Today, plywood still covers our Confederate Veterans' Monument in Birmingham as it has since August 2017.

This desecration continues, in spite of the Memorial Preservation Act passed by the Republican-controlled Legislature; after two years of taxpayer-paid litigation by Attorney General Steve Marshall; and after Alabama's Supreme Court's decision Nov. 27, 2019, declaring Birmingham violated the law by covering the monument.

The Supreme Court also ruled that cities can pay a one-time fine of $25,000 and violate this law by altering a monument or renaming a street that is named for an historic figure, such as Robert E. Lee or Martin Luther King, Jr., both of whom are honored with a state holiday this Monday.

Marshall maintained that the clear intent of the Legislature was for a $25,000 per day fine for each violation, not a total fine of $25,000.

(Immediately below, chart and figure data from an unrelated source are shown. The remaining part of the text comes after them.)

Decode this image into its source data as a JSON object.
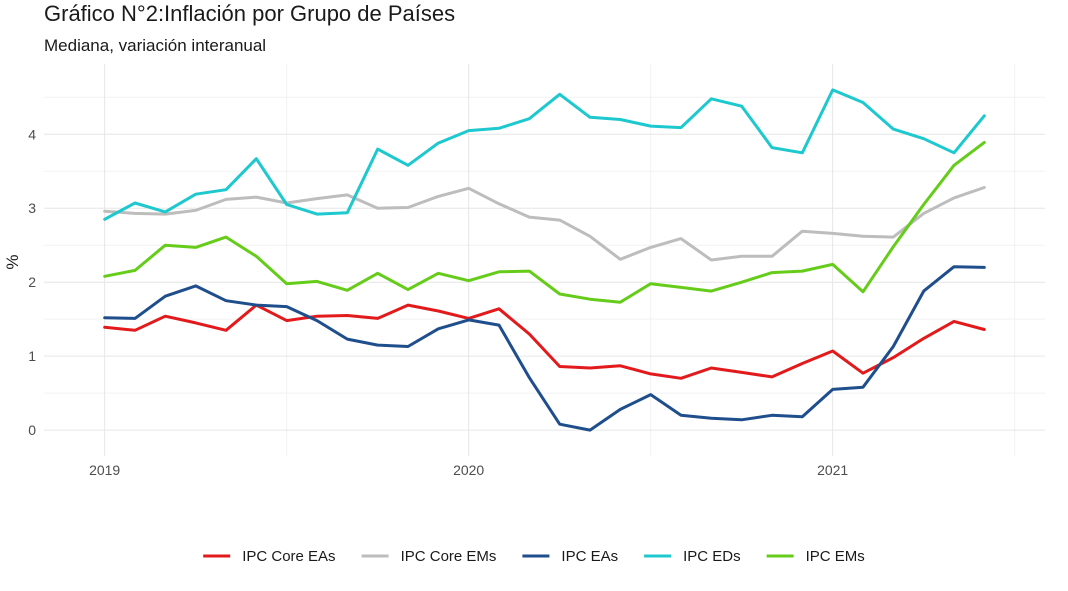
{
  "chart_data": {
    "type": "line",
    "title": "Gráfico N°2:Inflación por Grupo de Países",
    "subtitle": "Mediana, variación interanual",
    "xlabel": "",
    "ylabel": "%",
    "x_ticks": [
      "2019",
      "2020",
      "2021"
    ],
    "y_ticks": [
      "0",
      "1",
      "2",
      "3",
      "4"
    ],
    "xlim": [
      "2018-11",
      "2021-08"
    ],
    "ylim": [
      -0.35,
      4.95
    ],
    "grid": true,
    "legend_position": "bottom",
    "x": [
      "2019-01",
      "2019-02",
      "2019-03",
      "2019-04",
      "2019-05",
      "2019-06",
      "2019-07",
      "2019-08",
      "2019-09",
      "2019-10",
      "2019-11",
      "2019-12",
      "2020-01",
      "2020-02",
      "2020-03",
      "2020-04",
      "2020-05",
      "2020-06",
      "2020-07",
      "2020-08",
      "2020-09",
      "2020-10",
      "2020-11",
      "2020-12",
      "2021-01",
      "2021-02",
      "2021-03",
      "2021-04",
      "2021-05",
      "2021-06"
    ],
    "series": [
      {
        "name": "IPC Core EAs",
        "color": "#e31a1c",
        "values": [
          1.39,
          1.35,
          1.54,
          1.45,
          1.35,
          1.69,
          1.48,
          1.54,
          1.55,
          1.51,
          1.69,
          1.61,
          1.51,
          1.64,
          1.3,
          0.86,
          0.84,
          0.87,
          0.76,
          0.7,
          0.84,
          0.78,
          0.72,
          0.9,
          1.07,
          0.77,
          0.98,
          1.24,
          1.47,
          1.36
        ]
      },
      {
        "name": "IPC Core EMs",
        "color": "#bdbdbd",
        "values": [
          2.96,
          2.93,
          2.92,
          2.97,
          3.12,
          3.15,
          3.07,
          3.13,
          3.18,
          3.0,
          3.01,
          3.16,
          3.27,
          3.06,
          2.88,
          2.84,
          2.62,
          2.31,
          2.47,
          2.59,
          2.3,
          2.35,
          2.35,
          2.69,
          2.66,
          2.62,
          2.61,
          2.93,
          3.14,
          3.28
        ]
      },
      {
        "name": "IPC EAs",
        "color": "#1f4e8c",
        "values": [
          1.52,
          1.51,
          1.81,
          1.95,
          1.75,
          1.69,
          1.67,
          1.48,
          1.23,
          1.15,
          1.13,
          1.37,
          1.49,
          1.42,
          0.71,
          0.08,
          0.0,
          0.28,
          0.48,
          0.2,
          0.16,
          0.14,
          0.2,
          0.18,
          0.55,
          0.58,
          1.13,
          1.88,
          2.21,
          2.2
        ]
      },
      {
        "name": "IPC EDs",
        "color": "#1dc8cf",
        "values": [
          2.85,
          3.07,
          2.95,
          3.19,
          3.25,
          3.67,
          3.05,
          2.92,
          2.94,
          3.8,
          3.58,
          3.88,
          4.05,
          4.08,
          4.21,
          4.54,
          4.23,
          4.2,
          4.11,
          4.09,
          4.48,
          4.38,
          3.82,
          3.75,
          4.6,
          4.43,
          4.07,
          3.94,
          3.75,
          4.25
        ]
      },
      {
        "name": "IPC EMs",
        "color": "#66cc1a",
        "values": [
          2.08,
          2.16,
          2.5,
          2.47,
          2.61,
          2.35,
          1.98,
          2.01,
          1.89,
          2.12,
          1.9,
          2.12,
          2.02,
          2.14,
          2.15,
          1.84,
          1.77,
          1.73,
          1.98,
          1.93,
          1.88,
          2.0,
          2.13,
          2.15,
          2.24,
          1.87,
          2.48,
          3.05,
          3.58,
          3.89
        ]
      }
    ]
  }
}
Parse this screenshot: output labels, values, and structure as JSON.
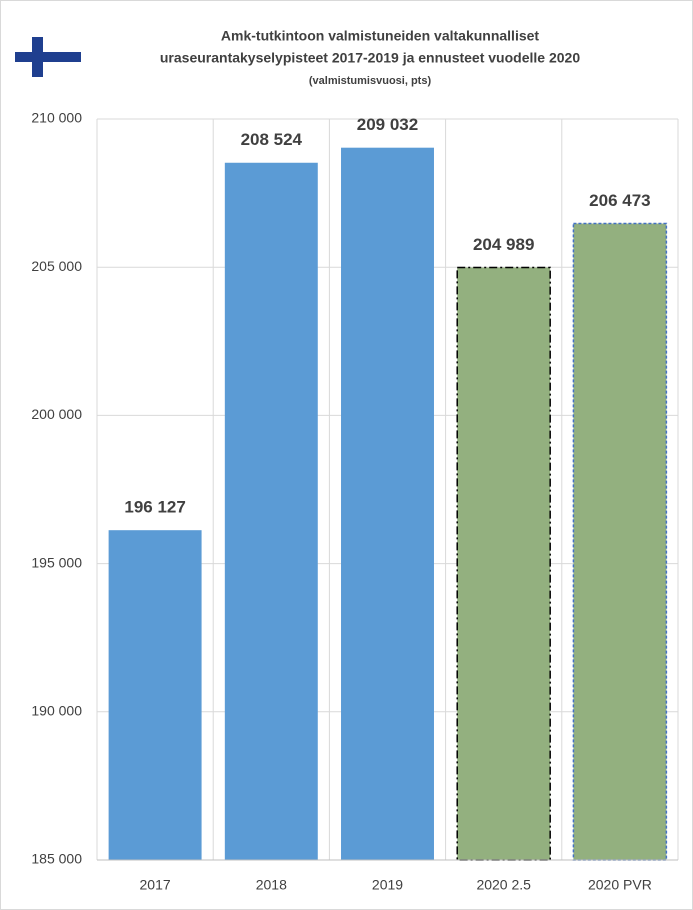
{
  "chart_data": {
    "type": "bar",
    "title": [
      "Amk-tutkintoon valmistuneiden valtakunnalliset",
      "uraseurantakyselypisteet 2017-2019 ja ennusteet vuodelle 2020"
    ],
    "subtitle": "(valmistumisvuosi, pts)",
    "categories": [
      "2017",
      "2018",
      "2019",
      "2020 2.5",
      "2020 PVR"
    ],
    "values": [
      196127,
      208524,
      209032,
      204989,
      206473
    ],
    "value_labels": [
      "196 127",
      "208 524",
      "209 032",
      "204 989",
      "206 473"
    ],
    "colors": [
      "#5b9bd5",
      "#5b9bd5",
      "#5b9bd5",
      "#93b07f",
      "#93b07f"
    ],
    "edgecolors": [
      null,
      null,
      null,
      "#000000",
      "#4472c4"
    ],
    "linestyles": [
      null,
      null,
      null,
      "dashdot",
      "dashed"
    ],
    "ylim": [
      185000,
      210000
    ],
    "yticks": [
      {
        "value": 185000,
        "label": "185 000"
      },
      {
        "value": 190000,
        "label": "190 000"
      },
      {
        "value": 195000,
        "label": "195 000"
      },
      {
        "value": 200000,
        "label": "200 000"
      },
      {
        "value": 205000,
        "label": "205 000"
      },
      {
        "value": 210000,
        "label": "210 000"
      }
    ],
    "grid": true
  }
}
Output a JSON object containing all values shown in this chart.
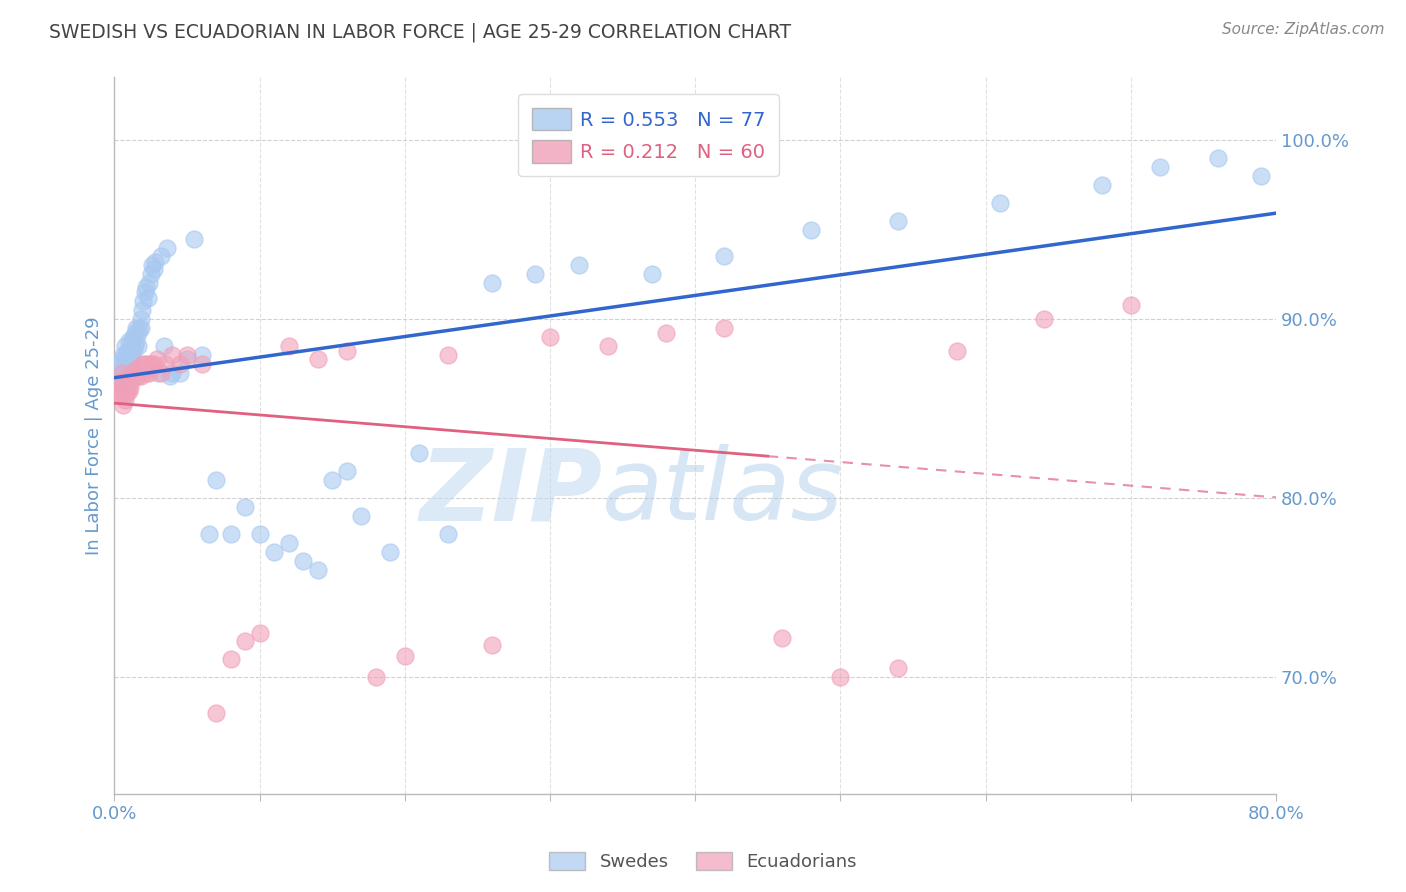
{
  "title": "SWEDISH VS ECUADORIAN IN LABOR FORCE | AGE 25-29 CORRELATION CHART",
  "source_text": "Source: ZipAtlas.com",
  "ylabel": "In Labor Force | Age 25-29",
  "watermark_zip": "ZIP",
  "watermark_atlas": "atlas",
  "legend_blue_r": "R = 0.553",
  "legend_blue_n": "N = 77",
  "legend_pink_r": "R = 0.212",
  "legend_pink_n": "N = 60",
  "legend_blue_label": "Swedes",
  "legend_pink_label": "Ecuadorians",
  "blue_color": "#a8c8f0",
  "pink_color": "#f0a0b8",
  "regression_blue_color": "#3366cc",
  "regression_pink_color": "#e06080",
  "title_color": "#444444",
  "source_color": "#888888",
  "axis_label_color": "#6699cc",
  "tick_label_color": "#6699cc",
  "background_color": "#ffffff",
  "grid_color": "#cccccc",
  "xlim": [
    0.0,
    0.8
  ],
  "ylim": [
    0.635,
    1.035
  ],
  "yticks": [
    0.7,
    0.8,
    0.9,
    1.0
  ],
  "ytick_labels": [
    "70.0%",
    "80.0%",
    "90.0%",
    "100.0%"
  ],
  "xticks": [
    0.0,
    0.8
  ],
  "xtick_labels": [
    "0.0%",
    "80.0%"
  ],
  "blue_x": [
    0.002,
    0.003,
    0.004,
    0.005,
    0.005,
    0.006,
    0.006,
    0.007,
    0.007,
    0.008,
    0.008,
    0.009,
    0.009,
    0.01,
    0.01,
    0.011,
    0.011,
    0.012,
    0.012,
    0.013,
    0.013,
    0.014,
    0.014,
    0.015,
    0.015,
    0.016,
    0.016,
    0.017,
    0.018,
    0.018,
    0.019,
    0.02,
    0.021,
    0.022,
    0.023,
    0.024,
    0.025,
    0.026,
    0.027,
    0.028,
    0.03,
    0.032,
    0.034,
    0.036,
    0.038,
    0.04,
    0.045,
    0.05,
    0.055,
    0.06,
    0.065,
    0.07,
    0.08,
    0.09,
    0.1,
    0.11,
    0.12,
    0.13,
    0.14,
    0.15,
    0.16,
    0.17,
    0.19,
    0.21,
    0.23,
    0.26,
    0.29,
    0.32,
    0.37,
    0.42,
    0.48,
    0.54,
    0.61,
    0.68,
    0.72,
    0.76,
    0.79
  ],
  "blue_y": [
    0.868,
    0.875,
    0.87,
    0.878,
    0.865,
    0.88,
    0.872,
    0.885,
    0.876,
    0.88,
    0.87,
    0.882,
    0.875,
    0.888,
    0.878,
    0.882,
    0.876,
    0.888,
    0.88,
    0.89,
    0.882,
    0.892,
    0.885,
    0.895,
    0.888,
    0.892,
    0.885,
    0.895,
    0.9,
    0.895,
    0.905,
    0.91,
    0.915,
    0.918,
    0.912,
    0.92,
    0.925,
    0.93,
    0.928,
    0.932,
    0.87,
    0.935,
    0.885,
    0.94,
    0.868,
    0.87,
    0.87,
    0.878,
    0.945,
    0.88,
    0.78,
    0.81,
    0.78,
    0.795,
    0.78,
    0.77,
    0.775,
    0.765,
    0.76,
    0.81,
    0.815,
    0.79,
    0.77,
    0.825,
    0.78,
    0.92,
    0.925,
    0.93,
    0.925,
    0.935,
    0.95,
    0.955,
    0.965,
    0.975,
    0.985,
    0.99,
    0.98
  ],
  "pink_x": [
    0.002,
    0.003,
    0.004,
    0.005,
    0.005,
    0.006,
    0.006,
    0.007,
    0.007,
    0.008,
    0.008,
    0.009,
    0.009,
    0.01,
    0.01,
    0.011,
    0.011,
    0.012,
    0.013,
    0.014,
    0.015,
    0.016,
    0.017,
    0.018,
    0.019,
    0.02,
    0.021,
    0.022,
    0.023,
    0.024,
    0.025,
    0.027,
    0.029,
    0.032,
    0.035,
    0.04,
    0.045,
    0.05,
    0.06,
    0.07,
    0.08,
    0.09,
    0.1,
    0.12,
    0.14,
    0.16,
    0.18,
    0.2,
    0.23,
    0.26,
    0.3,
    0.34,
    0.38,
    0.42,
    0.46,
    0.5,
    0.54,
    0.58,
    0.64,
    0.7
  ],
  "pink_y": [
    0.858,
    0.865,
    0.858,
    0.862,
    0.87,
    0.858,
    0.852,
    0.86,
    0.855,
    0.862,
    0.858,
    0.865,
    0.86,
    0.868,
    0.86,
    0.865,
    0.862,
    0.868,
    0.87,
    0.868,
    0.872,
    0.868,
    0.872,
    0.868,
    0.875,
    0.872,
    0.875,
    0.87,
    0.875,
    0.87,
    0.875,
    0.875,
    0.878,
    0.87,
    0.875,
    0.88,
    0.875,
    0.88,
    0.875,
    0.68,
    0.71,
    0.72,
    0.725,
    0.885,
    0.878,
    0.882,
    0.7,
    0.712,
    0.88,
    0.718,
    0.89,
    0.885,
    0.892,
    0.895,
    0.722,
    0.7,
    0.705,
    0.882,
    0.9,
    0.908
  ]
}
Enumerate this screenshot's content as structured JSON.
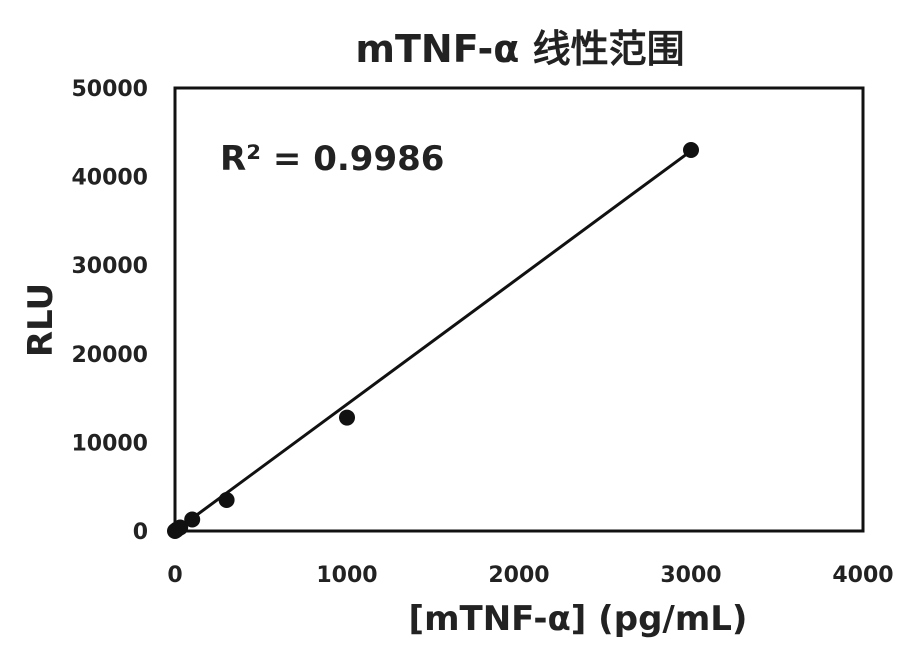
{
  "chart_data": {
    "type": "scatter",
    "title": "mTNF-α 线性范围",
    "xlabel": "[mTNF-α] (pg/mL)",
    "ylabel": "RLU",
    "xlim": [
      0,
      4000
    ],
    "ylim": [
      0,
      50000
    ],
    "x_ticks": [
      "0",
      "1000",
      "2000",
      "3000",
      "4000"
    ],
    "y_ticks": [
      "0",
      "10000",
      "20000",
      "30000",
      "40000",
      "50000"
    ],
    "grid": false,
    "series": [
      {
        "points": [
          {
            "x": 0,
            "y": 0
          },
          {
            "x": 10,
            "y": 150
          },
          {
            "x": 30,
            "y": 400
          },
          {
            "x": 100,
            "y": 1300
          },
          {
            "x": 300,
            "y": 3500
          },
          {
            "x": 1000,
            "y": 12800
          },
          {
            "x": 3000,
            "y": 43000
          }
        ]
      }
    ],
    "trendline": {
      "type": "linear",
      "from_x": 0,
      "to_x": 3000,
      "y_at_from": -300,
      "y_at_to": 42900
    },
    "annotations": [
      {
        "text": "R² = 0.9986"
      }
    ],
    "marker_color": "#111111",
    "line_color": "#111111"
  }
}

However, the Court ruled: "If the Legislature intended to penalize the City defendants for each day they remained in violation of the Act, it could have specifically so provided, as it has done in numerous other civil Statutes."

Justice Michael Bolin added: "I question whether a fine in the total amount of $25,000 discourages such conduct by a public entity, and I encourage the Legislature to revisit the Act, to consider the adequacy of the amount of the fine. A single fine in this amount for an intentional violation of the Statute, after over two years of litigation, seems to be a minute (insignificant) deterrence for the same or similar future conduct.”

Republican legislators can correct their obvious fumble by amending this Act to read $25,000 per day for each violation. As it is now, Birmingham can pay $25,000 one time and leave the plywood, which simply amounts to a license to destroy history.